Abengoa has extended until December 15 the maturity of the loan with its suppliers, as reported by the company to the National Securities Market Commission (CNMV), after having obtained the majority support of the suppliers adhering to it. The previous deadline for loan maturities was set at September 30.

On the other hand, the ordinary general meeting of shareholders, held last Friday, approved the proposal to expressly empower the chairman of the board of directors, the secretary of the board and the bankruptcy administration so that any of them, without distinction, appear before a notary, grant the necessary public deeds and proceed, if it is the case, to the registration in the Mercantile Registry of the resolutions adopted that legally require it.

Likewise, the board of directors was authorized to “interpret, apply, execute and develop” the approved agreements, including the “correction and compliance with them, as well as proceed to delegate to any of its members to grant any deed of rectification. or complementary that is necessary to correct any error, defect or omission that could prevent the registration of any agreement “.

The shareholders rejected the remaining proposed resolutions included in the agenda of the meeting that was sent to said committee.

Last Friday, the minority shareholders of Abengoa, whose titles are syndicated on the AbengoaShares platform, entered the board of directors of Abengoa and Abenewco 1. Clemente Fernández González will sit on both boards, while José Joaquín Martínez Sieso will sit on the of the subsidiary company. In addition, José Luis López-Bravo resigned as chairman of the board of the parent company. Subsequently, Fernández González was appointed chairman of the council.

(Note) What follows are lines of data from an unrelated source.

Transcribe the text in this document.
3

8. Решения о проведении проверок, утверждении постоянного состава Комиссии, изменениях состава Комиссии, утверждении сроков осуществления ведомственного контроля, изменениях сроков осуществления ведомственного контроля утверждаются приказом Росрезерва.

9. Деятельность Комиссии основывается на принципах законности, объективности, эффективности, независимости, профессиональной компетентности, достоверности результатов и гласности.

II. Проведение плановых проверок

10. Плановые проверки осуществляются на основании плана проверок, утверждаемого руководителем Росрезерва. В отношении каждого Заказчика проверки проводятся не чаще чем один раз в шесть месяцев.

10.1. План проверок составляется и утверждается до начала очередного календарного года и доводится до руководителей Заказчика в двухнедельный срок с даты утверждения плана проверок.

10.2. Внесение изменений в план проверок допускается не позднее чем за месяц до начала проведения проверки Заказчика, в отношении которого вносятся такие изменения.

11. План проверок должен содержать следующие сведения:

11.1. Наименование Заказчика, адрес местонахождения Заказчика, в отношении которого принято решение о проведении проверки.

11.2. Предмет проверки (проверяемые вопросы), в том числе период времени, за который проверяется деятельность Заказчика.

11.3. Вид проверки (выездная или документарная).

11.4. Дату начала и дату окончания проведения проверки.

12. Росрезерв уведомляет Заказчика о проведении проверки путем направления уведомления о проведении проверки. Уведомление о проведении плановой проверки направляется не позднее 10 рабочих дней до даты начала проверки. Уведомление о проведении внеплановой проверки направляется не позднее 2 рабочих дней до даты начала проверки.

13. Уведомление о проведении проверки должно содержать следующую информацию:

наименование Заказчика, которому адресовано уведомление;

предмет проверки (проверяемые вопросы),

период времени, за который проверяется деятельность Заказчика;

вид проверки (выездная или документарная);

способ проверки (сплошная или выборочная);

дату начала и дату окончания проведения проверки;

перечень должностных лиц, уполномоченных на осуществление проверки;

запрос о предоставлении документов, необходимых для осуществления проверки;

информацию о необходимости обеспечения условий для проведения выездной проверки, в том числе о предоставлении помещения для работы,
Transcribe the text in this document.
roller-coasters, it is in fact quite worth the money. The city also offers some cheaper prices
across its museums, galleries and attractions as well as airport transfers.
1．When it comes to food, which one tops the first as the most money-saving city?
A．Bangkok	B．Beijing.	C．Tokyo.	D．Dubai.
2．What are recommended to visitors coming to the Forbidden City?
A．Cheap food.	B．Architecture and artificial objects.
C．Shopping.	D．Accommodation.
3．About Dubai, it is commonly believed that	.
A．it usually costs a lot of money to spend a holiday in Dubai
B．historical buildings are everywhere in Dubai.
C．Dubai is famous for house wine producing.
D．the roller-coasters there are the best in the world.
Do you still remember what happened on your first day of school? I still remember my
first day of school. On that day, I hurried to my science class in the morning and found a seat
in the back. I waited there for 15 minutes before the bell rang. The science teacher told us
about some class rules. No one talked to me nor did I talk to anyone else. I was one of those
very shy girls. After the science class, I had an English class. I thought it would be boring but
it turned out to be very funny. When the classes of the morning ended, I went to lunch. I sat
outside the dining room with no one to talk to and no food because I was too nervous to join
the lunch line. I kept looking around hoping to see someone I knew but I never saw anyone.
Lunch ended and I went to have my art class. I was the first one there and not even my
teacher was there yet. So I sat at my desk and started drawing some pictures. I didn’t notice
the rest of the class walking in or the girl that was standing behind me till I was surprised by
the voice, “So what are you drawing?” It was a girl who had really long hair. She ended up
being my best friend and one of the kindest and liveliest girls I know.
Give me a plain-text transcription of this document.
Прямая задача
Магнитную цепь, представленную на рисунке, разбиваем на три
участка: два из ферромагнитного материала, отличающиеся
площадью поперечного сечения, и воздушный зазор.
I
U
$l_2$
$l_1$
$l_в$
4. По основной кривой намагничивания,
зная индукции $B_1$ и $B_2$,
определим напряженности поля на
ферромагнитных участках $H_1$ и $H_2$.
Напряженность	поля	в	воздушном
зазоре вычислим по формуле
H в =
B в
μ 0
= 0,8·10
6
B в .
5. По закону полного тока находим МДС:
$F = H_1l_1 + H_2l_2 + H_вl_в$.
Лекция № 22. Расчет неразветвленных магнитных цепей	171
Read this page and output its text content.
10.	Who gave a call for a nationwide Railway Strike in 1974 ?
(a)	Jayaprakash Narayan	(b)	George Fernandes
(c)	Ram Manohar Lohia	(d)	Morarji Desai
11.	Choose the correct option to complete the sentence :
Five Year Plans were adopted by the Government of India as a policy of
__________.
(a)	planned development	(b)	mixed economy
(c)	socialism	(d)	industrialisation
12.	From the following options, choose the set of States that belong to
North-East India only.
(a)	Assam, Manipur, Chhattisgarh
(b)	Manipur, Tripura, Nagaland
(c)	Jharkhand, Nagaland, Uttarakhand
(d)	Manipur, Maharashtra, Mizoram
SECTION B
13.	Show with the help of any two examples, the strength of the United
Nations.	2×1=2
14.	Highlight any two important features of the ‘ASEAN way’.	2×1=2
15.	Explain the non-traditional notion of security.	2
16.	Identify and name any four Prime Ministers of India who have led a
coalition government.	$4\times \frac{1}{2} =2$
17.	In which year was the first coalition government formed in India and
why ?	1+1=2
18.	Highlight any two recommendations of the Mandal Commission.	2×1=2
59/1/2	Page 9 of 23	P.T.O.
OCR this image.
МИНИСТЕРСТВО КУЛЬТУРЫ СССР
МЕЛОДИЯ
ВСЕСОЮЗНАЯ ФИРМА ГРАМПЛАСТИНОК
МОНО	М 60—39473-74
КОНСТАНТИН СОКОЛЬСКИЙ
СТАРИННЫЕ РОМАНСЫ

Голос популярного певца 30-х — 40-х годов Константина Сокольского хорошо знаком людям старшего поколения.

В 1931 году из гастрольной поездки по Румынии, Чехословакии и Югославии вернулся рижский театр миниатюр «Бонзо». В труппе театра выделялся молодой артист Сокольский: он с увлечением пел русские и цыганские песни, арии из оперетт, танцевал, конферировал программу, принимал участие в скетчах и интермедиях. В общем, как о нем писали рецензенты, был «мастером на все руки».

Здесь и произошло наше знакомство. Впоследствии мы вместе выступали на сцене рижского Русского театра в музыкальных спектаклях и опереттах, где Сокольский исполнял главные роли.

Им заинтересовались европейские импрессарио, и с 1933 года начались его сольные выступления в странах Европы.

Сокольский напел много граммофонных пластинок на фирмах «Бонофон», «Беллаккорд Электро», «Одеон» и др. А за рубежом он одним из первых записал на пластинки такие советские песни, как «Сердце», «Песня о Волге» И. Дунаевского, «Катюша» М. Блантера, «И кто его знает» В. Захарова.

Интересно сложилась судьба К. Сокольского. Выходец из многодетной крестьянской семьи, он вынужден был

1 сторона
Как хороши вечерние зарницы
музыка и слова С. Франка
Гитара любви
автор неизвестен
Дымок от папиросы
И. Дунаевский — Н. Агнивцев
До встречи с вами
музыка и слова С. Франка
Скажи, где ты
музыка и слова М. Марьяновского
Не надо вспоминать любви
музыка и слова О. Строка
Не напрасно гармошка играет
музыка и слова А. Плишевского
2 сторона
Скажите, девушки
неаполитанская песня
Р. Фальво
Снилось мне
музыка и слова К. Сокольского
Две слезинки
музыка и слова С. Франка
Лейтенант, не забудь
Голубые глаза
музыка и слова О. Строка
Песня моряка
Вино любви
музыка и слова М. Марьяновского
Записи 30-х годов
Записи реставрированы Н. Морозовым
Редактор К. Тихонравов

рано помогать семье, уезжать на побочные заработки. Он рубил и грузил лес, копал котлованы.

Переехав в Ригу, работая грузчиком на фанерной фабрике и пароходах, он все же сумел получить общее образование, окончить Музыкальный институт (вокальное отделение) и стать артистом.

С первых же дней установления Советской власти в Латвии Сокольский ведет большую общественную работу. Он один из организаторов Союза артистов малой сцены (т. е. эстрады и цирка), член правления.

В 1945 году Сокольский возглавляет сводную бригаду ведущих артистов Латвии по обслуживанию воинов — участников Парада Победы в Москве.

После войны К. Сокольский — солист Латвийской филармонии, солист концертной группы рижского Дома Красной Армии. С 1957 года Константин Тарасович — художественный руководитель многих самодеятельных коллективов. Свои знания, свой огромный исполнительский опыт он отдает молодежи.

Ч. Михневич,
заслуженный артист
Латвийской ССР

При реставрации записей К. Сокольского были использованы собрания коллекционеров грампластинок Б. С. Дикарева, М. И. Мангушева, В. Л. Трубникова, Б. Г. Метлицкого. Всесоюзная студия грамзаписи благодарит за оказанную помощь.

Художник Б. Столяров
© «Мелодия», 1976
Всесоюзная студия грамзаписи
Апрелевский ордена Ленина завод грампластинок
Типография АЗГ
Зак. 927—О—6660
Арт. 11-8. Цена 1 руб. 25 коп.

The infrastructure and renewable energy group requested last February the declaration of voluntary bankruptcy due to the fact that it had not been able to get the financial creditors to grant the consents to extend the deadline again for the closing and execution of the restructuring agreement.

In mid-March, Abengoa requested SEPI to bail out its Abenewco 1 company, to which it transferred the most valuable assets and activities of the parent company, for an amount of 249 million euros. Specifically, the company presented the holding public a request for temporary public support under the Strategic Companies Solvency Support Fund, created by the Government to help companies impacted by the Covid-19 crisis and endowed with 10,000 million euros.

In May, US fund Terramar submitted a rescue offer for Abenewco 1, which is opposed by minority shareholders group AbengoaShares.

On July 7, the Commercial Court of Seville declared the suspension of Abengoa’s patrimonial powers, thus agreeing to the change of regime requested on June 22 by the company’s bankruptcy administration (Ernst & Young Abogados). It also resolved that the political and economic rights of the bankrupt in its subsidiaries will be exercised by the bankruptcy administration.